Against the backdrop of the conflict, China has been deepening its economic presence in Sudan through a combination of port infrastructure investment, debt relief arrangements and mining sector engagement. Reporting by Al-Monitor details how Beijing has expanded its footprint even as the civil war continues, positioning itself as an economic partner to Sudanese authorities while maintaining formal neutrality on the conflict. China holds significant pre-existing interests in Sudan’s oil sector, dating to the 1990s, and the current engagement extends that relationship into port logistics and mineral extraction.

China’s approach has drawn attention from analysts and governments monitoring external actors’ roles in the Sudan conflict. Beijing has not publicly aligned with either the SAF or the RSF, and Chinese officials have called for a negotiated settlement. However, the expansion of economic ties with the SAF-aligned government in Port Sudan — which has asserted itself as Sudan’s internationally recognised authority — has practical implications for the conflict’s political economy. Debt relief and infrastructure investment directed at Port Sudan strengthen the government’s capacity to sustain its war effort, even if that is not the stated purpose of the arrangements.

Outlook: Accountability, Diplomacy And Conflict Trajectory

The UN’s genocide determination creates a formal legal and political reference point that states and multilateral bodies will be expected to address. Three trajectories are plausible in the near term. First, the determination could accelerate efforts within the UN Security Council to impose targeted sanctions on RSF leadership, though any such measures face the prospect of vetoes from permanent members with competing interests in Sudan.

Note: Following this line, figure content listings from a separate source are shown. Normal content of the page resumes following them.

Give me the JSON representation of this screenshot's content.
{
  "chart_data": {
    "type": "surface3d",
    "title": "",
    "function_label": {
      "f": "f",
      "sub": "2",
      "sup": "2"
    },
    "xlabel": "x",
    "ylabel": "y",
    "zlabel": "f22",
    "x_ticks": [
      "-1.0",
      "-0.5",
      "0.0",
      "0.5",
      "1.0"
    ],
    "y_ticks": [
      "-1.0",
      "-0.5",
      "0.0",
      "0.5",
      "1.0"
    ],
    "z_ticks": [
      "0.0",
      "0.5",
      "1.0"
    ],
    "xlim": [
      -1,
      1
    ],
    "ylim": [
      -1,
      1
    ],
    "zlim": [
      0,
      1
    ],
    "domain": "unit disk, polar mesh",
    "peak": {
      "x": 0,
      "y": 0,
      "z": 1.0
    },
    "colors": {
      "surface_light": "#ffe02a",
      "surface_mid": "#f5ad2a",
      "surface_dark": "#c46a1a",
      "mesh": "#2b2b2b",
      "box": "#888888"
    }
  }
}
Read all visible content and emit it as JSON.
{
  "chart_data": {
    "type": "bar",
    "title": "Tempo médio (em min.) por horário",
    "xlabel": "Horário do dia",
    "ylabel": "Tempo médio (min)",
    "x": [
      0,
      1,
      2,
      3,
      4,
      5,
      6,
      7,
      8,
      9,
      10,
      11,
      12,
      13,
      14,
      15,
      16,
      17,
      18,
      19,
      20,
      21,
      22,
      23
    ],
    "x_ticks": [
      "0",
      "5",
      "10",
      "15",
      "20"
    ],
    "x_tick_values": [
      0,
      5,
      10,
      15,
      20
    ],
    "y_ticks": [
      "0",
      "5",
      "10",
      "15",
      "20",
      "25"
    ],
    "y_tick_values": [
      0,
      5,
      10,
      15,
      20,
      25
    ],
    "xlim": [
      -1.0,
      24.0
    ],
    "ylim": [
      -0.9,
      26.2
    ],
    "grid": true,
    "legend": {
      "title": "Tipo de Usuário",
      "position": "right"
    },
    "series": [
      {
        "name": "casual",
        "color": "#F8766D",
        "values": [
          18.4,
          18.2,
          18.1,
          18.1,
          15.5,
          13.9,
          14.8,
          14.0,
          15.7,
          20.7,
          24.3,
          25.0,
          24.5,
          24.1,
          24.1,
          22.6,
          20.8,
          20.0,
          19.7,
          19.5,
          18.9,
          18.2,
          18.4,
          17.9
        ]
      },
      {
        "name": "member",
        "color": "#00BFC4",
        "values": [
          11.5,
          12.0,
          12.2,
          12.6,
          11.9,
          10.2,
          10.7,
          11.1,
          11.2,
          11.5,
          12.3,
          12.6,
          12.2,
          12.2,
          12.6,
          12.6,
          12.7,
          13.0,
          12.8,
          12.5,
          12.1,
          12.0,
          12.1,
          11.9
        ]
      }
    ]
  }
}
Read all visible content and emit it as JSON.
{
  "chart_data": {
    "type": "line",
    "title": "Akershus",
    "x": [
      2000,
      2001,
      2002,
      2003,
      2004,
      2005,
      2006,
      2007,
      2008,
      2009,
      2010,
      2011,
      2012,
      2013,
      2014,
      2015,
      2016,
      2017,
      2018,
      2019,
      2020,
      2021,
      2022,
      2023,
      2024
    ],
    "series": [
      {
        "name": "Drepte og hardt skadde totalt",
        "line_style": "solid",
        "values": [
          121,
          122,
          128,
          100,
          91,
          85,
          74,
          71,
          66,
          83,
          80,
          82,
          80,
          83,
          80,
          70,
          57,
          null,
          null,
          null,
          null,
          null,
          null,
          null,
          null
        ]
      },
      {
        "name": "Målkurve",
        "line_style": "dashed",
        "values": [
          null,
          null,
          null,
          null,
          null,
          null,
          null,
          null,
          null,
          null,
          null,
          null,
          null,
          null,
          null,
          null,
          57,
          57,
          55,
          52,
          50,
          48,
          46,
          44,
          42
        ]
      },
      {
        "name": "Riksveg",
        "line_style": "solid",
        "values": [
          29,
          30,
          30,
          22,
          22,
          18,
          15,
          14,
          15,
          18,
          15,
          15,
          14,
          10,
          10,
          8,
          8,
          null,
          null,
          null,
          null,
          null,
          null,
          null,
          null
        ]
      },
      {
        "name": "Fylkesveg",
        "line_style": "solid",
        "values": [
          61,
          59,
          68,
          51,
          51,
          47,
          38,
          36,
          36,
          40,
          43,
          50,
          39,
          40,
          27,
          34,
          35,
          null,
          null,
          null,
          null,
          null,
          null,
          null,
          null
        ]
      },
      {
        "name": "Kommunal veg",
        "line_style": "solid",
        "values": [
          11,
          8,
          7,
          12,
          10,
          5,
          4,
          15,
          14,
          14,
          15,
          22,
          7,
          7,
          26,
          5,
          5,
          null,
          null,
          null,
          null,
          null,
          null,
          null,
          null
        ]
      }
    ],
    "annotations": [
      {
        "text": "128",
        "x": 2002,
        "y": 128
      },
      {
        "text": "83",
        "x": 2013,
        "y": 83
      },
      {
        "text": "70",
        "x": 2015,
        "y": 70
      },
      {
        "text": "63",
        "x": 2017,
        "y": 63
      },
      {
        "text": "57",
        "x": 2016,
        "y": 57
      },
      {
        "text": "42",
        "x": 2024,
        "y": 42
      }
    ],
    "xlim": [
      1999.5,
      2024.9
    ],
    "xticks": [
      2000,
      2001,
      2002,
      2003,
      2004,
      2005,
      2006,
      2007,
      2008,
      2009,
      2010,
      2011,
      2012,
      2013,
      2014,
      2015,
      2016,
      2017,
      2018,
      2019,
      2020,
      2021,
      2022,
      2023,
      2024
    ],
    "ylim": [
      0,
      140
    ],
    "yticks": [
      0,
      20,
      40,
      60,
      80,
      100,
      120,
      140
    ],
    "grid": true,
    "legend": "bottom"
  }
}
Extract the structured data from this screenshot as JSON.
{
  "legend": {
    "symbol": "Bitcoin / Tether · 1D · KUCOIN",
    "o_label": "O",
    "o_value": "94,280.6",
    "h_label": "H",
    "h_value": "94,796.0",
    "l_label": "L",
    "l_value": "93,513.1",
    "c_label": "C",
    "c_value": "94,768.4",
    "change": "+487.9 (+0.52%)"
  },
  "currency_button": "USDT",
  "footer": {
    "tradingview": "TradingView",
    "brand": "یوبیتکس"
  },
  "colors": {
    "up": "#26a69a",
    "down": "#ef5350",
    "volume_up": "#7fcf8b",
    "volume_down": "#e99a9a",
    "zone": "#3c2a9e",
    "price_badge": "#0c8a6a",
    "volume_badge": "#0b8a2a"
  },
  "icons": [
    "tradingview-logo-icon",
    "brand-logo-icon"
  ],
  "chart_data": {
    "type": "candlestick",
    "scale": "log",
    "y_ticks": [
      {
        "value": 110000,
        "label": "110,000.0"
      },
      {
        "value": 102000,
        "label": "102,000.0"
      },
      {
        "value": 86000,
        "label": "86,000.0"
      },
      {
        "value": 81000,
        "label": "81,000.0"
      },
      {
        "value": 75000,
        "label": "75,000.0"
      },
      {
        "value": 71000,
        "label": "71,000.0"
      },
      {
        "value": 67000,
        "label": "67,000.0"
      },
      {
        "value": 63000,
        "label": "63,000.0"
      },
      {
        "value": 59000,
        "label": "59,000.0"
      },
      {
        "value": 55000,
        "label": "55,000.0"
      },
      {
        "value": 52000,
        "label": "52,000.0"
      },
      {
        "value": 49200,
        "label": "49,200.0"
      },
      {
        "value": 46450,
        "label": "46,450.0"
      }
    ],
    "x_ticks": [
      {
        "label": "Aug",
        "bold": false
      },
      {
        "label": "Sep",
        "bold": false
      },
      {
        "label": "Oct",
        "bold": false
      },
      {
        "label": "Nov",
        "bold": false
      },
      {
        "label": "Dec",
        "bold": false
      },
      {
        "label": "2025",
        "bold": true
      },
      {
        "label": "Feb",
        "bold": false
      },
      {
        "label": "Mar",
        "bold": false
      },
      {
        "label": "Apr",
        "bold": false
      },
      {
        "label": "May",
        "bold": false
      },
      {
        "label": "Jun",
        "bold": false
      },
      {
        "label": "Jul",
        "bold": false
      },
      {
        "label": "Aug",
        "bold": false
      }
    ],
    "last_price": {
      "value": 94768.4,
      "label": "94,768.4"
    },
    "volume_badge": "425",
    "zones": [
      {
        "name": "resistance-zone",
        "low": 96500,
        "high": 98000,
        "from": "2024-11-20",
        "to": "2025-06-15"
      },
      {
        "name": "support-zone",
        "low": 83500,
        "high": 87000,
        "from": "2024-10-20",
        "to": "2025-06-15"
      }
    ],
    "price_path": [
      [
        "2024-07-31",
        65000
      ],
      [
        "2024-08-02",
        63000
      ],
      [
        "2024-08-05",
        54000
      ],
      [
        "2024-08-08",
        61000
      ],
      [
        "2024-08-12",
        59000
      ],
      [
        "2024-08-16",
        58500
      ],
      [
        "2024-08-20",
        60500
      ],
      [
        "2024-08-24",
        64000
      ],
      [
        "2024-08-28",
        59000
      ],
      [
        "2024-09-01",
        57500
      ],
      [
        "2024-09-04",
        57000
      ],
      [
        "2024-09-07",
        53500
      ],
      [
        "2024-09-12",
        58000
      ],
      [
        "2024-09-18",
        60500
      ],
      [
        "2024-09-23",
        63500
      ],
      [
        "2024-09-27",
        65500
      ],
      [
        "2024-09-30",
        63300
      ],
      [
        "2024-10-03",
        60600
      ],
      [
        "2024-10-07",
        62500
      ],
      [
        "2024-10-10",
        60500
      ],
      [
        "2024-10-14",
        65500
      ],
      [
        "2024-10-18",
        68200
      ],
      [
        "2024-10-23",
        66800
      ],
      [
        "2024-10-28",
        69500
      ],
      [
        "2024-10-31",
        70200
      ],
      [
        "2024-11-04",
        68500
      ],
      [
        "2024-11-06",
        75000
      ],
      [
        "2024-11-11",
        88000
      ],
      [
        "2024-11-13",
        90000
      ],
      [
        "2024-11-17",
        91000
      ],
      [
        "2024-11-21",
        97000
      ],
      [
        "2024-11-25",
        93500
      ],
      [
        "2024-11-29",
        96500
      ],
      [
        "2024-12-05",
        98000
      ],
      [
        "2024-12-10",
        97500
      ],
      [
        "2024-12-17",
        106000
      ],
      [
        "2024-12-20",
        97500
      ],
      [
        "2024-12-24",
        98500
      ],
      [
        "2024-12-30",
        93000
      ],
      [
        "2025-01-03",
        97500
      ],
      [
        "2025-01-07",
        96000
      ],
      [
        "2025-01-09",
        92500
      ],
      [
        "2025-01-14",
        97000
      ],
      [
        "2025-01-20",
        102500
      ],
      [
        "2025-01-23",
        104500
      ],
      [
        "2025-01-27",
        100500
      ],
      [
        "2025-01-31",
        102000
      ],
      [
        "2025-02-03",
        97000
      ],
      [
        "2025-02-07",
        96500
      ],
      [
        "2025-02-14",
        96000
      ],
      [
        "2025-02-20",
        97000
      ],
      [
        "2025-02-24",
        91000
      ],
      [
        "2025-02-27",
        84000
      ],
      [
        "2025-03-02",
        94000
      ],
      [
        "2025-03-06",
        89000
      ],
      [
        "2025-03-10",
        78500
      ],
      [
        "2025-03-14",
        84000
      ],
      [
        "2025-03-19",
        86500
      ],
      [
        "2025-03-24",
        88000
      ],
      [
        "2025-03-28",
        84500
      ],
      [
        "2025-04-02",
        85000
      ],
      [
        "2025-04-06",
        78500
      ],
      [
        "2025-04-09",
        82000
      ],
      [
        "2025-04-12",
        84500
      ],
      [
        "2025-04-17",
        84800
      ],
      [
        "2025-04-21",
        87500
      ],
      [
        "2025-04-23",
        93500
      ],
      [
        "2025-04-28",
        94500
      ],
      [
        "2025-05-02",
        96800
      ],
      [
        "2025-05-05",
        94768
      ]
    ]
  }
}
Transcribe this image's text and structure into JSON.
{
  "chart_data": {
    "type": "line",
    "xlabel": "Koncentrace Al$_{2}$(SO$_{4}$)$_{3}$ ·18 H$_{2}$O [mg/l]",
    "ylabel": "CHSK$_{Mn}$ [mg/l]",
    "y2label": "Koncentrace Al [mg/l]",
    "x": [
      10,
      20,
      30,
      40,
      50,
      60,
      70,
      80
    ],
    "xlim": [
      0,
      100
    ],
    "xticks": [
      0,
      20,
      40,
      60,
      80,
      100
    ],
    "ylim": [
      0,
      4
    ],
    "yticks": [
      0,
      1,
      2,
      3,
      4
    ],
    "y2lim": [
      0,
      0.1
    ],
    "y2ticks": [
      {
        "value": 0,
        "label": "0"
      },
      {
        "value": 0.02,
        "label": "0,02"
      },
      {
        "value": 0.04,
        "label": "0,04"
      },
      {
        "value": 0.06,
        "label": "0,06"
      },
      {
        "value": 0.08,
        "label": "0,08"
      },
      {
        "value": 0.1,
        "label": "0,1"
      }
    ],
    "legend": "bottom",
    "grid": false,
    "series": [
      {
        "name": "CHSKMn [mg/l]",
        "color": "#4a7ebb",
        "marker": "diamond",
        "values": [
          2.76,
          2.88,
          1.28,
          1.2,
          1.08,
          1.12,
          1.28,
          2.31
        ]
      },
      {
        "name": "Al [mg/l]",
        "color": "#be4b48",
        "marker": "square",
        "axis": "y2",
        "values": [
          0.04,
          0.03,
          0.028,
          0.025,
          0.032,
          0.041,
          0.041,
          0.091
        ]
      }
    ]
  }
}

Second, the European Parliament resolution could translate into EU-level sanctions or arms embargo measures if member states reach consensus — an outcome that Human Rights Watch and other organisations are actively lobbying for. Third, the determination may remain largely declaratory if major powers decline to act on it, a pattern observed in earlier genocide findings in other conflicts.

China’s expanding economic role introduces a further variable. Beijing’s investment in port infrastructure and mining gives it leverage over Sudan’s post-conflict reconstruction, regardless of which party ultimately prevails militarily. This positions China as an indispensable interlocutor in any eventual peace process, but also as an actor whose economic interests may not align with accountability mechanisms targeting the RSF or the SAF.

From historic analysis of similar situations, as well as the infrastructure of the conflict, however, the war in Sudan is unlikely to end without a more comprehensive intervention of an external actor, or a large-scale support scheme from outside for one of the involved parties. Similar to the long-lasting civil war in Somalia, where Türkiye’s intervention eventually led to an easing of the situation, the situation in Sudan also shows that a diplomatic resolution is unlikely, and that foreign intervention is the most effective, although systematically most problematic, solution.